Without treatment, collected rainwater is not safe to drink, but for those who are interested, methods of water treatment using aquatic plants and microorganisms can also be discussed.
The chlorine in most tap water is harmful to plants because it sterilizes the soil from which the plant absorbs it's nutrients. Rainwater will help your garden thrive!
In today's world, fresh water is becoming increasingly scarce and/or expensive. If everyone in Lancaster County had just two rainwater catchment barrels, we could save millions of gallons of water, and thousands of dollars. Rainwater catchment is a great insurance policy for times of drought or emergency.

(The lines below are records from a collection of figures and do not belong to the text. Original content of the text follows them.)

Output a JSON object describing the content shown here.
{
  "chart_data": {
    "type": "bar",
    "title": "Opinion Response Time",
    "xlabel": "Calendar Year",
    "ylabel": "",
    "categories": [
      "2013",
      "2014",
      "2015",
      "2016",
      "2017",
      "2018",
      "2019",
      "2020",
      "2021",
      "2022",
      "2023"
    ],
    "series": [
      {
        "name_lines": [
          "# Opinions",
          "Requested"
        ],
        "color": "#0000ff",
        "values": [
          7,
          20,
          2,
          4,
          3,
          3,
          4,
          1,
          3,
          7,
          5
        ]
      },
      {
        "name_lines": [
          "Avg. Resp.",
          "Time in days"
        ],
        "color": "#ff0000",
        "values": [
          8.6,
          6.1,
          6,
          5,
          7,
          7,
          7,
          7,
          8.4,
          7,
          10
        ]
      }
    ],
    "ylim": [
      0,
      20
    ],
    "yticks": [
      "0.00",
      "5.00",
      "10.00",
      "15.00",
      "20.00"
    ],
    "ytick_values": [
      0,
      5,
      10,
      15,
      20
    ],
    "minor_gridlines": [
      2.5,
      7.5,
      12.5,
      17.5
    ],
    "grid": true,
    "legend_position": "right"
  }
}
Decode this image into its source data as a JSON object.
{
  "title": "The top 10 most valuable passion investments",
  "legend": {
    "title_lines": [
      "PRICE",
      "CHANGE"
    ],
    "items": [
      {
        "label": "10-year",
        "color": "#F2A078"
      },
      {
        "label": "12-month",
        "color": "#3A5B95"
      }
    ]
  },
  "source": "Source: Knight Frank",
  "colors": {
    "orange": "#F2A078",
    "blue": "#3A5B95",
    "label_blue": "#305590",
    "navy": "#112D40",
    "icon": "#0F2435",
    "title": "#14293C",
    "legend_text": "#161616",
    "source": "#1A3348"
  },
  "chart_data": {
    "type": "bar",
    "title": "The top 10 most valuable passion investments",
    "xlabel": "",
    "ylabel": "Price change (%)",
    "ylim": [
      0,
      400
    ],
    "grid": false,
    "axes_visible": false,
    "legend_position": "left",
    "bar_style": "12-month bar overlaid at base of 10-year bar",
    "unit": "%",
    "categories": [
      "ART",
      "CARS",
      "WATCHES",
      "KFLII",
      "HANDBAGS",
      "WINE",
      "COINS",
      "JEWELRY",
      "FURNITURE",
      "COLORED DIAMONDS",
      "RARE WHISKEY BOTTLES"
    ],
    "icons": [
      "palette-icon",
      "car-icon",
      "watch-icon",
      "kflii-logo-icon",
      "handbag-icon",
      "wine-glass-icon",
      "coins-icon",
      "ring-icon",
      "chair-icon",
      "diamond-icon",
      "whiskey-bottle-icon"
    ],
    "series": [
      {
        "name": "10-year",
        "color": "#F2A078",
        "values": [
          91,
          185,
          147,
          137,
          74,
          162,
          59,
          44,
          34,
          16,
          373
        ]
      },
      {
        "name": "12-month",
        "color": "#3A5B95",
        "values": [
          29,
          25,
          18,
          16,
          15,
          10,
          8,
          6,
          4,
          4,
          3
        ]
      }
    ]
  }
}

What an easy way to make Lancaster more sustainable!
Homegrown uses discarded or recycled food grade barrels for our water catchment systems, so they are inexpensive and environmentally friendly.
The pictures above are examples of two simple rainwater catchment systems from the U.S.
Tuesday, January 20, 2009
What if you could save thousands of dollars each year, improve your family's health, and do your part to help the environment without ever leaving your backyard? The answer is as simple as starting an organic vegetable garden in your yard, or even on your balcony. Homegrown will help you design, create and care for your garden for a fraction
of your yearly grocery bill. We offer several options:
*Design: Using your input, we will design a garden that perfectly suits your family according to your vegetable consumption, family size, favorite foods, time, space available, land contours and budget.
*Installation: We can help you install your dream garden, or we can install it for you depending on your preference. Installation consists of digging, putting up fence, adding compost, building raised beds and putting plants in the ground.
*Continued Care: For those families who want a garden, but may not have the time to care for one, we will continue to care for your garden by watering, weeding and harvesting according to a schedule that works for your time and budget.
*Winterizing: Homegrown will put your garden to bed for the winter- prepare the beds and soil, collect seeds and remove any plants that are finished with their growing season.
Some families may want all of these options, and others may just prefer help with the design portion, or the design and installation. Any combination is possible. We will try our best to work with any budget. A garden is an investment that will pay for itself for years to come.